ER: Good evening, mothers and fathers. I am glad to have the opportunity to speak on “Americans of Tomorrow” on this day. Sixteen years ago today the World War came to an end. In talking to you about education tonight, the first question that comes to my mind is: What have we done through education in these sixteen years to make war less possible in the future? The boy who was a baby when the World War ended is almost old enough to be a soldier himself. Do the boys and girls in high school today understand any better the causes of war? Are they any better equipped to analyze the situations which lead up to war, or can they get at the truth about conditions in their own country or in other countries any better than we could?

This much I think we have done. We have a much larger group of young people today who are actively interested in questions of government and who study government from the time they enter high school. The war spirit, however, is built up in a thousand different small ways from early childhood on. All children love to play at different phases of real life. Little girls love to play with dolls and dollhouses, because it seems to them like keeping house and having babies of their own. All little boys have been brought up on toy soldiers, primarily dressed in
the uniforms of their own country, though frequently they have been supposed to learn something of history by playing with soldiers dressed as Romans and Greeks. Or if they are American children, in the traditional red coat of the English soldier—who tried to keep us under Great Britain's control. There was a time when Germany produced the most remarkable toy soldiers because in real life the army was a very important part of every German's existence, with the result that every small boy played with soldiers from his earliest childhood on.
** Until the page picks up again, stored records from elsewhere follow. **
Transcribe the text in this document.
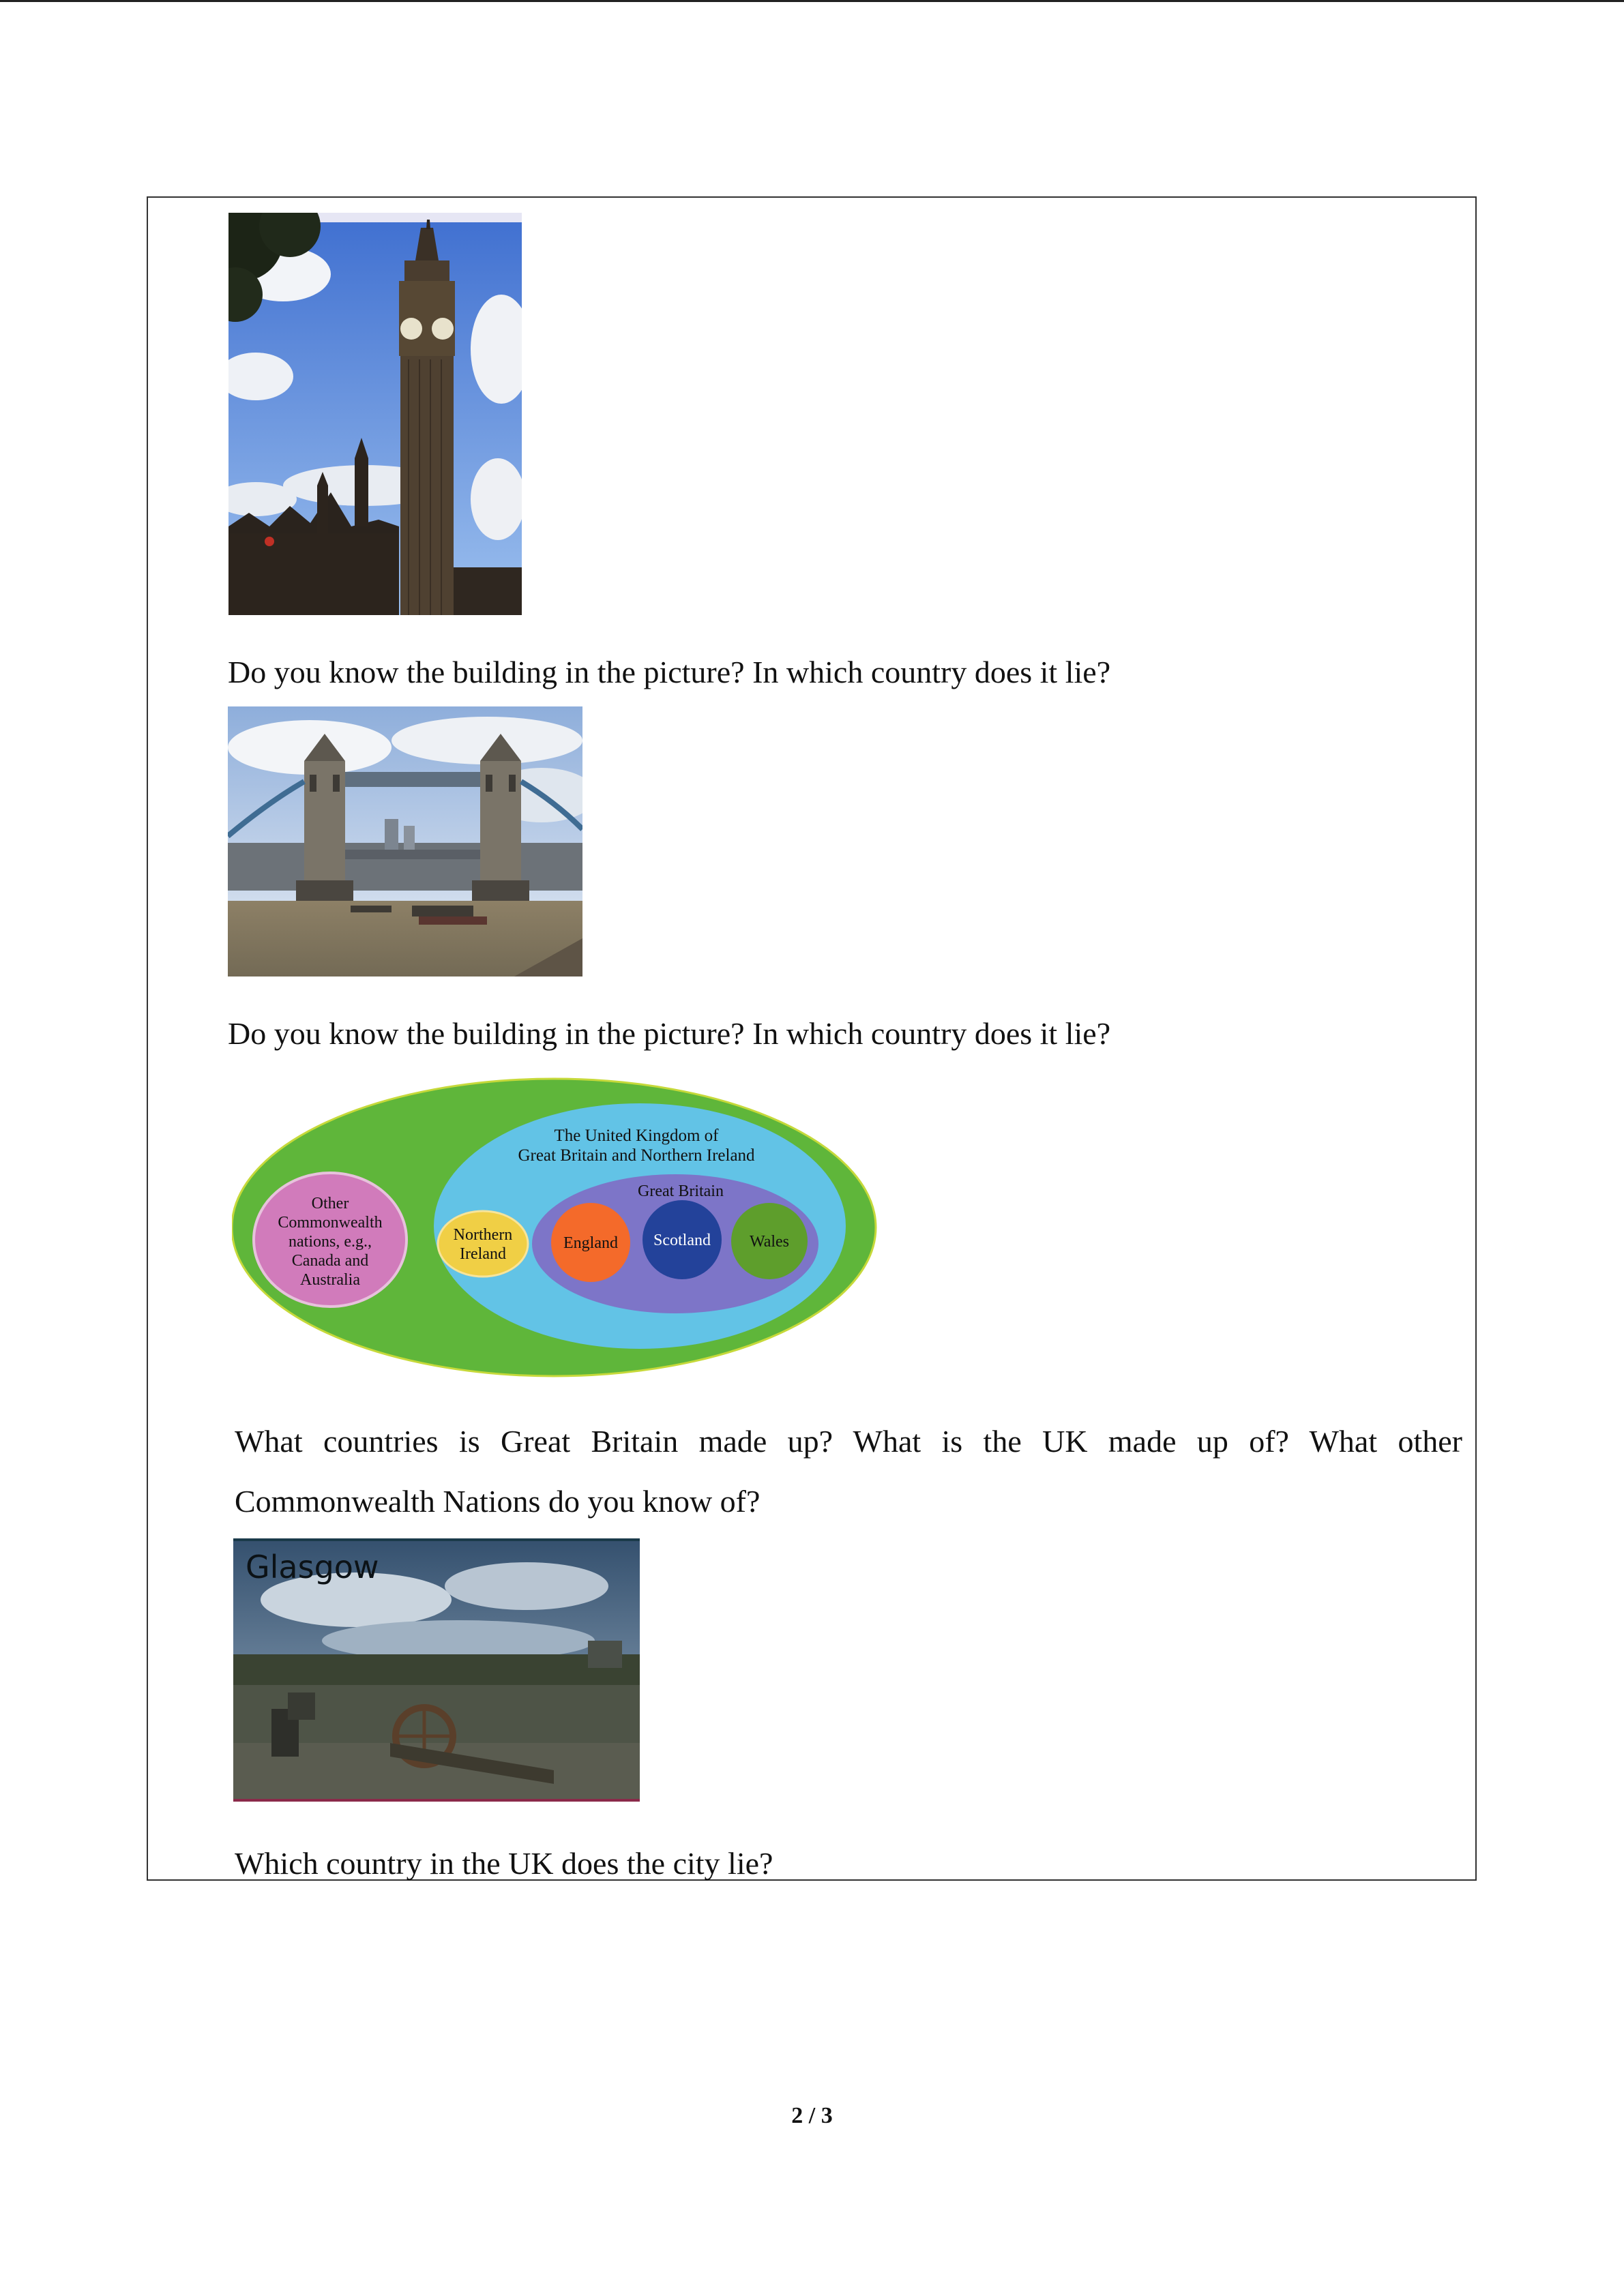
Do you know the building in the picture? In which country does it lie?
Do you know the building in the picture? In which country does it lie?
The United Kingdom of
Great Britain and Northern Ireland
Great Britain
Other
Commonwealth
nations, e.g.,
Canada and
Australia
Northern
Ireland
England Scotland Wales
What countries is Great Britain made up? What is the UK made up of? What other Commonwealth Nations do you know of?
Glasgow
Which country in the UK does the city lie?
2 / 3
We have also taught history in a way which has led every child to feel that military heroes are great figures in history. It is not until they are comparatively mature that young people discover that some of the most important people in the development of various countries never wore a soldier's uniform. The glory of war has been constantly emphasized and rarely the sordid side—the filth, the cold, the horror of wounds, and of slow death—these are all hidden behind a veil of comradeship and patriotism.